The nominations for Huisgenoot’s popular Tempo awards, which recognise and honour the best in Afrikaans film, television, radio and music of the year, have been announced. The magazine’s readers are able to vote for their favourites, with entries closing on 12 July. This year, the nominations for the Afrikaans Film of the Year award include three movies distributed by Indigenous Film Distribution.
“The Tempo awards are an annual highlight on the Afrikaans entertainment calendar,” says Helen Kuun, CEO of Indigenous Film Distribution. “They represent the cream of the Afrikaans cultural scene, and we are excited to see that three of the films we distributed are among the top five that have been nominated. That means we are accurately gauging what audiences want to see.”
The first of the three films nominated is popular romantic comedy ‘Fanie Fourie’s Lobola’, which recently won the audience awards at the Seattle International Film Festival, the Sedona International Film Festival in Arizona, and the Jozi Film Festival. The movie is about a couple, an Afrikaans man and a Zulu woman, who fall in love and have to navigate their way through the complicated process of lobola – payment by the bridegroom’s family, in cash or cattle, to the bride’s family. It was directed by Henk Pretorius with Zethu Dlomo and Eduan van Jaarsveld playing the couple.

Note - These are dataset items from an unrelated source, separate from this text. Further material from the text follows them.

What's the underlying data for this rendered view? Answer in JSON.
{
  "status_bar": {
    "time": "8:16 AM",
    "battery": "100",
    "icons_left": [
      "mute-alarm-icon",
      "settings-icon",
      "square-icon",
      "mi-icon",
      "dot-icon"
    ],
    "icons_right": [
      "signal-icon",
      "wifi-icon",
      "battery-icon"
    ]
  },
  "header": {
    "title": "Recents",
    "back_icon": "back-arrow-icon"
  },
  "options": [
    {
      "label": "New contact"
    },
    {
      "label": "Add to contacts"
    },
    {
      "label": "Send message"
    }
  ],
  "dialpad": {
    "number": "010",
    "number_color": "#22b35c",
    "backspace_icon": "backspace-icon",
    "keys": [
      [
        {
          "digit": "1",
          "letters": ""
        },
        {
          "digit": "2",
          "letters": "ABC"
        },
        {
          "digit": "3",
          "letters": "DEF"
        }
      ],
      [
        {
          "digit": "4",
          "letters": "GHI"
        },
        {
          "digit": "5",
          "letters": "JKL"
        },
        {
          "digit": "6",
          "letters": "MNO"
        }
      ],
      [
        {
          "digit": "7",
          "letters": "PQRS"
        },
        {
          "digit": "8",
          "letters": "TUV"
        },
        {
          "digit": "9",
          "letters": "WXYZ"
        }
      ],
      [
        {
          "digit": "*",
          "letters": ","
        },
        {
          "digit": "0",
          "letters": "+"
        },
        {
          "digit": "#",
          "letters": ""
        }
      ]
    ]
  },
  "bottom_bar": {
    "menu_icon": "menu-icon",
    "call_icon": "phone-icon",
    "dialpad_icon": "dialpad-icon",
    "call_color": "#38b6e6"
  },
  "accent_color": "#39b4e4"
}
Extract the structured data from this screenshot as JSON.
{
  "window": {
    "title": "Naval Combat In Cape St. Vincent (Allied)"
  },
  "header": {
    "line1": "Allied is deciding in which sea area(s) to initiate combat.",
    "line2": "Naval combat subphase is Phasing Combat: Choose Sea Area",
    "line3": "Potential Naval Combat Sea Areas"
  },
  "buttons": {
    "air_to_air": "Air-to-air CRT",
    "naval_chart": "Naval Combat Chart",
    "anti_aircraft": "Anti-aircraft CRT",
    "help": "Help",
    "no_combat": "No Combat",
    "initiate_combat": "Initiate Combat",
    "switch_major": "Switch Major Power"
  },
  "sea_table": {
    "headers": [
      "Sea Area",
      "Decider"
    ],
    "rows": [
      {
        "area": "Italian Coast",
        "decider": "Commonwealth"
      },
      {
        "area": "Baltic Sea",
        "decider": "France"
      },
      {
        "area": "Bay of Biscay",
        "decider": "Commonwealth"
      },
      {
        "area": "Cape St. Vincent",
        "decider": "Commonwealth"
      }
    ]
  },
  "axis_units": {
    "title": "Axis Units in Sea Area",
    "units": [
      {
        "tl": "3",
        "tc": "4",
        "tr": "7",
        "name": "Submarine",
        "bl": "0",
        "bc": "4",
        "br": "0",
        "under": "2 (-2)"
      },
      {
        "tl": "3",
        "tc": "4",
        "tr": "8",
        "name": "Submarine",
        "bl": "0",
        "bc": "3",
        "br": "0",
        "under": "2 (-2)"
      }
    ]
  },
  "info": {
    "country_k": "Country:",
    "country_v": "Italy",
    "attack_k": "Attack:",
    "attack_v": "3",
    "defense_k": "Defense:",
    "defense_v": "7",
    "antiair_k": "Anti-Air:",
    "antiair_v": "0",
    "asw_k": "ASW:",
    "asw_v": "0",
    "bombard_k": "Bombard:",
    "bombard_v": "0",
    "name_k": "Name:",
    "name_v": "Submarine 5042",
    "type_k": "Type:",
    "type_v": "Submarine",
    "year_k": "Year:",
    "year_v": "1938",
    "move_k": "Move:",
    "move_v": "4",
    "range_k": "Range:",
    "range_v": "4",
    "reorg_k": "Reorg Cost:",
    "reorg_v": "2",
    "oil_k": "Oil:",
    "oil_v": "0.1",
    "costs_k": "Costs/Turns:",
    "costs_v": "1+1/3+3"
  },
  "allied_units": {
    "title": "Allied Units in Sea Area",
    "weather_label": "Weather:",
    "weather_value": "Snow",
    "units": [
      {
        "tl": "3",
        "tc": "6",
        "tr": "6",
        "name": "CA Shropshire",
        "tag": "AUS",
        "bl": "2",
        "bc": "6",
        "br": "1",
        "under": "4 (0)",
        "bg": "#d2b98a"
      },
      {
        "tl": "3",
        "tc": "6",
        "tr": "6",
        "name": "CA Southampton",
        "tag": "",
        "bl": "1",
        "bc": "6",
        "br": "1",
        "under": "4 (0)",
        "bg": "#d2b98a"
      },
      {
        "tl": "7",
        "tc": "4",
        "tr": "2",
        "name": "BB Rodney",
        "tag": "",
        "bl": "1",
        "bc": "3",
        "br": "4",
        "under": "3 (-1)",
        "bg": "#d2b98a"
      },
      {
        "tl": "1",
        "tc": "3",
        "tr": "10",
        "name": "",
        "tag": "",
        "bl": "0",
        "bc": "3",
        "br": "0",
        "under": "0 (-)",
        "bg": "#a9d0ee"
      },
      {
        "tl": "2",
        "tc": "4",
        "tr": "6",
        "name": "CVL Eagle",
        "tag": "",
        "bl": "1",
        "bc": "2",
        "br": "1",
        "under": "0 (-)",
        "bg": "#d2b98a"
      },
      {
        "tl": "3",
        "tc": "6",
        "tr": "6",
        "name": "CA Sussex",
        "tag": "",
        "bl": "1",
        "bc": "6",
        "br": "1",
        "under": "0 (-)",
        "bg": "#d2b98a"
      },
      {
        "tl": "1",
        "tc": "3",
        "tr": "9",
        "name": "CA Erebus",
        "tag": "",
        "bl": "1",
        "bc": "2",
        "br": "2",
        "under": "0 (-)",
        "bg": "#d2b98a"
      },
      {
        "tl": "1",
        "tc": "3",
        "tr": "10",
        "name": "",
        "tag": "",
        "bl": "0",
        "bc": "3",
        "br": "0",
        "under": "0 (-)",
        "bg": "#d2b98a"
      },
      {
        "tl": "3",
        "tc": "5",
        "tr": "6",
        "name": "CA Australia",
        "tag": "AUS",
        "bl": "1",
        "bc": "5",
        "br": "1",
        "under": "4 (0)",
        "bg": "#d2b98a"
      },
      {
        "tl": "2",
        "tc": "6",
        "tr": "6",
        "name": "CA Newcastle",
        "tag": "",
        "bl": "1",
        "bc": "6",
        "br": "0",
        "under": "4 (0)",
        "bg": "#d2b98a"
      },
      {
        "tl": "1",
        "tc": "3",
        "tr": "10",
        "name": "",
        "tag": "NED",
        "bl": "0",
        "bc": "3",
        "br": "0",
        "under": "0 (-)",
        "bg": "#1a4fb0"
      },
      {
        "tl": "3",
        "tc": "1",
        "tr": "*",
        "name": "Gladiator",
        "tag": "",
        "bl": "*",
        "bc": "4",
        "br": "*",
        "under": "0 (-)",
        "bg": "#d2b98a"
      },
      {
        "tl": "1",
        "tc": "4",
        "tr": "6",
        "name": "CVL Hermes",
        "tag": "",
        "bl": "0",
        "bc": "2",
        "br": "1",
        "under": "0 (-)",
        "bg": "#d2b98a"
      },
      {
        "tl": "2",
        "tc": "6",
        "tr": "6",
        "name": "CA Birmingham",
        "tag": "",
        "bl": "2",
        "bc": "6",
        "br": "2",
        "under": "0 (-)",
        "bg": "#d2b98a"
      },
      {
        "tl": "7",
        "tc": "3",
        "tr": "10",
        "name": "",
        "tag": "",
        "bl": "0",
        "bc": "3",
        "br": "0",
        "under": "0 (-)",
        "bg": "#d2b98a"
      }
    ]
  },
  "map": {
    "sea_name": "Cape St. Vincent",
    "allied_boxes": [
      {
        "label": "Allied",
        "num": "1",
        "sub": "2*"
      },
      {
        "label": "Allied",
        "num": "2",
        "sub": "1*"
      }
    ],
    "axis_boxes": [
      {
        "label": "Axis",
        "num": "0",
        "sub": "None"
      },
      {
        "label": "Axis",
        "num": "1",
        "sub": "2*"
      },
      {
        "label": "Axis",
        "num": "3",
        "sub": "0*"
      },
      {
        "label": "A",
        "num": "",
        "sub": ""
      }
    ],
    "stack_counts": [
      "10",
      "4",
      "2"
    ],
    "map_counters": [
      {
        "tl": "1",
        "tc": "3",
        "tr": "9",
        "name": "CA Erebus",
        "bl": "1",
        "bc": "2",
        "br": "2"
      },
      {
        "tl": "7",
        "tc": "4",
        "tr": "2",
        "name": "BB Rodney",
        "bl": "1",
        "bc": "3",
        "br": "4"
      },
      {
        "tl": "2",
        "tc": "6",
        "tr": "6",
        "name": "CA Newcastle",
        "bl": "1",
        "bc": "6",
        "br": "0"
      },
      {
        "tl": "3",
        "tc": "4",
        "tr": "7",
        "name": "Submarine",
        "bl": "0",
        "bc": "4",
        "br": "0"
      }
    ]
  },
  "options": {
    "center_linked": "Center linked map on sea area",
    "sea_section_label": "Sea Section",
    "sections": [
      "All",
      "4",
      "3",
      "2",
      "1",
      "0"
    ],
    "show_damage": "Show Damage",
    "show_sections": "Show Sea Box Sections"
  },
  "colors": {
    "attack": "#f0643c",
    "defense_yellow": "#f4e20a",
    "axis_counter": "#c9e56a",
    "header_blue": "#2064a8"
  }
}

Next on the list is heart-warming feel good film ‘Klein Karoo’, directed by Regardt van den Bergh. It tells the story of Cybil, a dedicated young teacher who will do anything in her power to ensure that her dream of building a recreational centre at the local farm school comes true. She’s engaged to the town’s top winemaker, but she soon realises that he is not what he seem. When she meets Frans, a television journalist, her world is turned upside fdown. The film stas Donnalee Roberts, Hykie Berg and Tim Theron.
The third film is Afrikaans musical ‘Pretville’, directed by Linda Korsten and starring Marlee van der Merwe, Terence Bridgett, Marno Van der Merwe and Steve Hofmeyr. It celebrates the thrill of first love by paying tribute to the music of the 50s and the foot-tapping classics that evoke innocence and discovery.
“Overall, it’s been a good year for South Africa films, and for Afrikaans content in particular,” says Kuun. “It’s become increasingly clear that local audiences across the board are keen to be entertained. Romantic comedies are performing really well. Over and above that, it’s reassuring to witness the evolution of production quality, as is apparent in all the films that have been nominated.”